Quando o Presidente Xi Jinping discursou no Grande Salão do Povo, em fevereiro de 2021, para anunciar a erradicação da extrema pobreza no país e proclamou que a nação deveria “cultivar continuamente o Espírito do Alívio da Pobreza para impulsionar a revitalização rural”, o que ele queria dizer com isso? Ele estava acionando um código de governança projetado para transformar uma meta técnica do governo em um dever moral sagrado para cada cidadão.

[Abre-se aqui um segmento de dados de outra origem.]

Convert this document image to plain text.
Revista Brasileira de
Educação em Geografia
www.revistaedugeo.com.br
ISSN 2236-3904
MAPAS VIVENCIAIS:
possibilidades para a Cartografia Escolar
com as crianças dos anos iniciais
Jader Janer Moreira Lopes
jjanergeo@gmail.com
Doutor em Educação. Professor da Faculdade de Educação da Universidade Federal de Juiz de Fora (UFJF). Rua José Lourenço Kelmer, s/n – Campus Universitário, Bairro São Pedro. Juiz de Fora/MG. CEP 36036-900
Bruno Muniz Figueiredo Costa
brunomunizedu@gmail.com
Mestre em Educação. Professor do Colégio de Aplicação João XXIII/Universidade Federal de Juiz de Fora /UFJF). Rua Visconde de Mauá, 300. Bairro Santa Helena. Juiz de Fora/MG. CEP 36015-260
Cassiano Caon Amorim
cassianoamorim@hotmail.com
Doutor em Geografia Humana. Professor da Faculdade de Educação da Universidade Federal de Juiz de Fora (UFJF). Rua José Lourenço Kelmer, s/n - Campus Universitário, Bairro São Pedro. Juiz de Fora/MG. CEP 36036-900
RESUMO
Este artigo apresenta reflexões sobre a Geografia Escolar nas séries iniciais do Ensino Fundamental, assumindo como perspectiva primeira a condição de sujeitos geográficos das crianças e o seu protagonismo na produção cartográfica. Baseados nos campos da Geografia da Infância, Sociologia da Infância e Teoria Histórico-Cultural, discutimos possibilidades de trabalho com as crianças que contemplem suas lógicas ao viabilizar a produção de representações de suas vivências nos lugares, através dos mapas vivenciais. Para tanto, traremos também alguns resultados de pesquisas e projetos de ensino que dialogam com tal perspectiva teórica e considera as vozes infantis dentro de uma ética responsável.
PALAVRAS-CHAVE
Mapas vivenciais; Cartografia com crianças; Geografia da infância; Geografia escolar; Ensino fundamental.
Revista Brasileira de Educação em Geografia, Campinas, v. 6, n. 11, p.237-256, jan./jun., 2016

Diferente do Ocidente, onde o termo “espírito” costuma se restringir à religião ou à filosofia abstrata, na China ele define a energia vital coletiva, a moralidade e as metas estratégicas do Estado. Na ciência política contemporânea e na governança estatal chinesa, a noção de jīngshén transcende qualquer misticismo e ganha contornos de engenharia social, atuando como o motor invisível das políticas de desenvolvimento e da manutenção da ordem pública. Não estamos diante de um conceito vago, esse “espírito” ganha vida pragmática sob o comando do Partido Comunista da China (PCCh), servindo como um código de conduta, uma ferramenta pedagógica que inspira a conduta moral e a filosofia ideológica da nação.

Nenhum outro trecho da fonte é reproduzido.